Our results must be interpreted with caution. The model makes several simplifying assumptions, any of which can impact our results. Our data arise from a series of indirect, nonrandomized comparisons, within which there is clinical heterogeneity. The studies analyzed varied with respect to patient selection, baseline severity of pain, treatment assignment, outcome parameters measured, and time of follow-up. The use of a random effects model partially compensates for heterogeneity but cannot completely correct for it. For example, the majority of TN studies fail to record the preoperative level of pain, preventing a comparison between pre- and post-treatment [108]. While there are clinical pain scales to correct this problem, they were not used in our analysis [110]. Our reliance on trial-level data, rather than individual patient information, may also introduce aggregation bias.

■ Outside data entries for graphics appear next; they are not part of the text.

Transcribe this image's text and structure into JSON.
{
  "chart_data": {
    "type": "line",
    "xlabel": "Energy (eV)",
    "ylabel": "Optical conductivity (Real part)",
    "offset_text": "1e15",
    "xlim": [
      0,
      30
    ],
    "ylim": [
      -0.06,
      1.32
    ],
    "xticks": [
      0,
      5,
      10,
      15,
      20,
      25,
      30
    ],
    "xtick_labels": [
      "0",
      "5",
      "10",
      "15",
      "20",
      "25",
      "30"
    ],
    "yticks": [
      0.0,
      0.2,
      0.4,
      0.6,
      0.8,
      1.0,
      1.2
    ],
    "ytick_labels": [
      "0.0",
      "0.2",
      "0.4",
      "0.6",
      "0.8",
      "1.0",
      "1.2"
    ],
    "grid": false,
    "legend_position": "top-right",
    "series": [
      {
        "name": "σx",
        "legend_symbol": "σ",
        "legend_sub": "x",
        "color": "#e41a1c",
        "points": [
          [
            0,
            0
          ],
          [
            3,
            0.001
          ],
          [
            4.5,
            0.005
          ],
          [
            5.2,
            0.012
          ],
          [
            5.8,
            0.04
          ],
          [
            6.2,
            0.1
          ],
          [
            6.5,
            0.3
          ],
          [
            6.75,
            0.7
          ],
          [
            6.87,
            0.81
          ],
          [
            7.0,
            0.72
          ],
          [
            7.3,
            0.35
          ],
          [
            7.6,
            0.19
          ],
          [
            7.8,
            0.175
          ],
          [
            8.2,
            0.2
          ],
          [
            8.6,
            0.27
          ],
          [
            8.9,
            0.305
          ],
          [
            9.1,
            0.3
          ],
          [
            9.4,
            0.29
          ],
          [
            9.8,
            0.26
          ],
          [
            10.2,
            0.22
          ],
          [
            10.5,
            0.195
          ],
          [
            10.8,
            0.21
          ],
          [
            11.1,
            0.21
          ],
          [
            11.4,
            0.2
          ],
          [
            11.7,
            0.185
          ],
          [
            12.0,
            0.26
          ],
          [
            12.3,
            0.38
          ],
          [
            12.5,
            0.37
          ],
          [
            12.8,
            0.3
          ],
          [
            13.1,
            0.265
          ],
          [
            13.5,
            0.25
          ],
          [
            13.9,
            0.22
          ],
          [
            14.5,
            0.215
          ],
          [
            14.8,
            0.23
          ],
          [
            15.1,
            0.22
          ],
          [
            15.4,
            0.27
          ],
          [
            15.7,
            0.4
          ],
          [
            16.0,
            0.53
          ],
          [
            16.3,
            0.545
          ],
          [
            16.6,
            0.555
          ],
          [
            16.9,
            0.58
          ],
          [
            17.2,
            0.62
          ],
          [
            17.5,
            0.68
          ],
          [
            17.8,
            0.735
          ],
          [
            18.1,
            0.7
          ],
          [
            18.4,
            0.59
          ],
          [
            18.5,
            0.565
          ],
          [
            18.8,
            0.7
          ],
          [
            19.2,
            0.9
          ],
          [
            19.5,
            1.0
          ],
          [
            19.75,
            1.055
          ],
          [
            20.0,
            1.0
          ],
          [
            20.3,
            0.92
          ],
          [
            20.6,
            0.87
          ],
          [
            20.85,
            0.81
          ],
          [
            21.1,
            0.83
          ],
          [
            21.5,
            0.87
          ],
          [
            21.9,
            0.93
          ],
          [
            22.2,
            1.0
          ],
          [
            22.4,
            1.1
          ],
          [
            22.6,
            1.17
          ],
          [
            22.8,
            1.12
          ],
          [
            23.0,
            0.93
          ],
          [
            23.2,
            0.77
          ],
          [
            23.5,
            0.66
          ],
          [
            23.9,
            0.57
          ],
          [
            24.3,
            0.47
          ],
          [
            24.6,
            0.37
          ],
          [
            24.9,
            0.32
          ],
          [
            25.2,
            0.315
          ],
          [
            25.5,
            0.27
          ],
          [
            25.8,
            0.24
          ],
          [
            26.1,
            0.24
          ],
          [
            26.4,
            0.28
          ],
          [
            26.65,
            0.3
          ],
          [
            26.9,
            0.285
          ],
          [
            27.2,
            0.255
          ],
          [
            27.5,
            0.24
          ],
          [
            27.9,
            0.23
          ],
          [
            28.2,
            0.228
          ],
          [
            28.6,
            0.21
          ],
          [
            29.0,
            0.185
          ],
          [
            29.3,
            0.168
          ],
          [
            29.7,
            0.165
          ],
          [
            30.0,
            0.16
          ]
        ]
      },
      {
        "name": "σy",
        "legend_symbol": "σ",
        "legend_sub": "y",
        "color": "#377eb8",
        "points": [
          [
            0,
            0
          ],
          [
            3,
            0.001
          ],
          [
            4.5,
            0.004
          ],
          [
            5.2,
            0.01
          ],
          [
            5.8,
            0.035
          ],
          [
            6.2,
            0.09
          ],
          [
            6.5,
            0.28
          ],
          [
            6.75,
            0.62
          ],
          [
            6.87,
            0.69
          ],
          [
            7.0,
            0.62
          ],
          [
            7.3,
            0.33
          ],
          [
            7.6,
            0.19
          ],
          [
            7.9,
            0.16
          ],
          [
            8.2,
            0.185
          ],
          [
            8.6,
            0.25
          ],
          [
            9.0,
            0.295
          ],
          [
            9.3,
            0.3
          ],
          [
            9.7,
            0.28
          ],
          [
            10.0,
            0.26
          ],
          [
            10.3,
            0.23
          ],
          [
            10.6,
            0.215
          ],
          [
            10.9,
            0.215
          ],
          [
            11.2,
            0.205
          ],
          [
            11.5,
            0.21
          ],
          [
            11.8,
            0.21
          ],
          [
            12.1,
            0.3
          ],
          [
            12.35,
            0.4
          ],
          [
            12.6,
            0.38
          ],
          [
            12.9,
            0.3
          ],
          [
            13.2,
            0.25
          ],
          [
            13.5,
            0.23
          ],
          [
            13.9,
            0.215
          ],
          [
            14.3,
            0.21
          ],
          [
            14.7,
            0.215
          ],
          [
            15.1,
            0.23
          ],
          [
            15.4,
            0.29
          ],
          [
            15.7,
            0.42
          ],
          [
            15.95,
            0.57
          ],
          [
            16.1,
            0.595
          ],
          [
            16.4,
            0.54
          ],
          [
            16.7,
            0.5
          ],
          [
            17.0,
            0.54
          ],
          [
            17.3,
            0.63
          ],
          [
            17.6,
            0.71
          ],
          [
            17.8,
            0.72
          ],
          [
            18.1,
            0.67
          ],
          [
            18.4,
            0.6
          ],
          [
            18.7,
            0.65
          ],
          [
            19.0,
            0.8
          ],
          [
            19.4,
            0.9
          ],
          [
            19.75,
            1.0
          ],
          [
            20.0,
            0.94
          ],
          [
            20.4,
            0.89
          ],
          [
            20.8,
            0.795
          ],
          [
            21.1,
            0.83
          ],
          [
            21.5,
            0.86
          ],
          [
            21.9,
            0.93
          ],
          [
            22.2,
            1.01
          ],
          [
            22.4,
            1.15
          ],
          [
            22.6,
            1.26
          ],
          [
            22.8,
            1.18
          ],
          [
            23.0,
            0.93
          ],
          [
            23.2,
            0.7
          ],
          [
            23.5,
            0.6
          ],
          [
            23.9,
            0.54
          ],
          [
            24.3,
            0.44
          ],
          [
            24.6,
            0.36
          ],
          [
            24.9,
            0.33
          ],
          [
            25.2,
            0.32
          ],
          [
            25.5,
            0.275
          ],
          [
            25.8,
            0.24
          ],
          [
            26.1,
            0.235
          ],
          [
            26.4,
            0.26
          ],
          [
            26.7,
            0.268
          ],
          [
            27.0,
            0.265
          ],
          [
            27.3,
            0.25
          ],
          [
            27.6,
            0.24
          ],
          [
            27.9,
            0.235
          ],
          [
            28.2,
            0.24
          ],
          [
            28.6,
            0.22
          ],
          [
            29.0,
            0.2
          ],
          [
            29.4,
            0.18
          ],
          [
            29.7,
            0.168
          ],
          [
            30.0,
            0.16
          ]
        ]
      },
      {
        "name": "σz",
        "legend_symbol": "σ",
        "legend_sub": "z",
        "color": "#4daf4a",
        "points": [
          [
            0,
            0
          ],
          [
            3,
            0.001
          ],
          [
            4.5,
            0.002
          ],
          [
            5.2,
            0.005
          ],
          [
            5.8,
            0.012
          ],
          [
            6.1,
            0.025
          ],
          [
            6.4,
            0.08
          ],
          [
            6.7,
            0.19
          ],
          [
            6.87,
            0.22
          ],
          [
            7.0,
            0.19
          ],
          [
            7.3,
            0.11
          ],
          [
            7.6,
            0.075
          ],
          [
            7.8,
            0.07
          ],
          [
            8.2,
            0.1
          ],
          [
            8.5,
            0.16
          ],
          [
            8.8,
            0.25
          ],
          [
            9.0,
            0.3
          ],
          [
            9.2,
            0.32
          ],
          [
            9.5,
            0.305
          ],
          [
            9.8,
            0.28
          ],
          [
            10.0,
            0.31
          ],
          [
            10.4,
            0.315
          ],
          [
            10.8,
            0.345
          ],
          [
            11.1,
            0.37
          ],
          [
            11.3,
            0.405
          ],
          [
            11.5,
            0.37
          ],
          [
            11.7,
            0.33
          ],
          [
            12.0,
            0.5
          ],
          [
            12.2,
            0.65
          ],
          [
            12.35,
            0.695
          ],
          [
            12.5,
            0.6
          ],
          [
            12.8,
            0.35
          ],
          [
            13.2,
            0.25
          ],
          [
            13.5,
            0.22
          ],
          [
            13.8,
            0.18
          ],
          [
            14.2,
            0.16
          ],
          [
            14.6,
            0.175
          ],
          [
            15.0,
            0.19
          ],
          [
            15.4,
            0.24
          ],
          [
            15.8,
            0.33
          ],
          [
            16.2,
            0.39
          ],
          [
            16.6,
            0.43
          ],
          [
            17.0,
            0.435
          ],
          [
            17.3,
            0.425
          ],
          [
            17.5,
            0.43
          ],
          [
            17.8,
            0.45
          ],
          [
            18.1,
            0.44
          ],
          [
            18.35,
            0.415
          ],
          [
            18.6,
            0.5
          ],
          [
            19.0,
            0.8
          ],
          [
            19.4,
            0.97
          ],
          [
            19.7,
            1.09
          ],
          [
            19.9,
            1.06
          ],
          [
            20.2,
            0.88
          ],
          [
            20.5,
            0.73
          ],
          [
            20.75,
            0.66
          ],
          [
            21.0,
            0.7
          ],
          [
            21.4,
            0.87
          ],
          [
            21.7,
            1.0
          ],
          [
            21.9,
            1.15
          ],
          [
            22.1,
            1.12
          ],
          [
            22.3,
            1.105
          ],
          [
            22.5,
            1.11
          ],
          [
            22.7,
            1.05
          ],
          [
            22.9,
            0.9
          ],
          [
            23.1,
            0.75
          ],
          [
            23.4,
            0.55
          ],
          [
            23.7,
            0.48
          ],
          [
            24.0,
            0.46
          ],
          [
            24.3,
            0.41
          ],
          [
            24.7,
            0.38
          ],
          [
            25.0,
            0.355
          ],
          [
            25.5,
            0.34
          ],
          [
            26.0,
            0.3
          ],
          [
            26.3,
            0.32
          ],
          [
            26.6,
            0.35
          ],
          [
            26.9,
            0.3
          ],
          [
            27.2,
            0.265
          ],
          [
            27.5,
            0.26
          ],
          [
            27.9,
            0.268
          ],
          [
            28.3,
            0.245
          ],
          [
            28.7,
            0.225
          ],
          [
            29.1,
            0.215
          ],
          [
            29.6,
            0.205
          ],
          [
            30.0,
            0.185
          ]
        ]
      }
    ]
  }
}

In addition to Monte Carlo simulations, we ran sensitivity analyses in which we systematically varied values of each major variable. None had a significant impact on our results except when varied to extreme values. We cannot rule out age as an independent predictor of outcome in MVD, suggesting SRS may be the more effective treatment in the elderly. There are near-significant trends linking prior procedures with lower success rates with SRS and with higher complication rates after MVD.

There are other limitations to our study. The HRQoL data we used is taken from the literature as a proxy to create a TN disease state rather than from individual patients. The values for perioperative complications are from different sources and are not specific to TN. Even so, our model assumes that the relative values can be compared between MVD and SRS. Additionally, complications in the literature are presented dichotomously and don’t represent the duration or severity that could impact the measurement on QOL. For example, facial numbness was tracked in most of the studies, but the degree and distribution of numbness was not recorded and could have a variable impact on the treatment utility. Finally, surgery for medically refractory TN cannot be determined by a standard algorithm. Heterogeneity among patients precludes true clinical equipoise. Many of the included studies had cohorts that were operated on by a single surgeon. The effect of surgeon experience on outcome should not be underestimated in procedures such as MVD and cannot be accounted for by our model.

The results of this study aim to direct surgical decision-making for the treatment of medically refractory TN in cases where MVD and SRS are both suited. While surgeon and patient preference play a large role in decision-making, this study suggests that MVD provides a higher QOL than SRS, and that initial pain-free rates, recurrence rates, and complications play a large role in postoperative HRQoL. This study, and the observational studies it draws from, demonstrates the need for standardized, high-quality research to continue to explore the application of surgery to TN.

Conclusions

MVD for trigeminal neuralgia is associated with a significantly higher quality of life than SRS. This difference is primarily attributable to MVD’s higher initial cure rate and lower recurrence rate. Although follow-up data for SRS does not permit comparison after seven years of follow-up, the trend toward rising recurrence rates following SRS suggests that the advantages of MVD are more durable.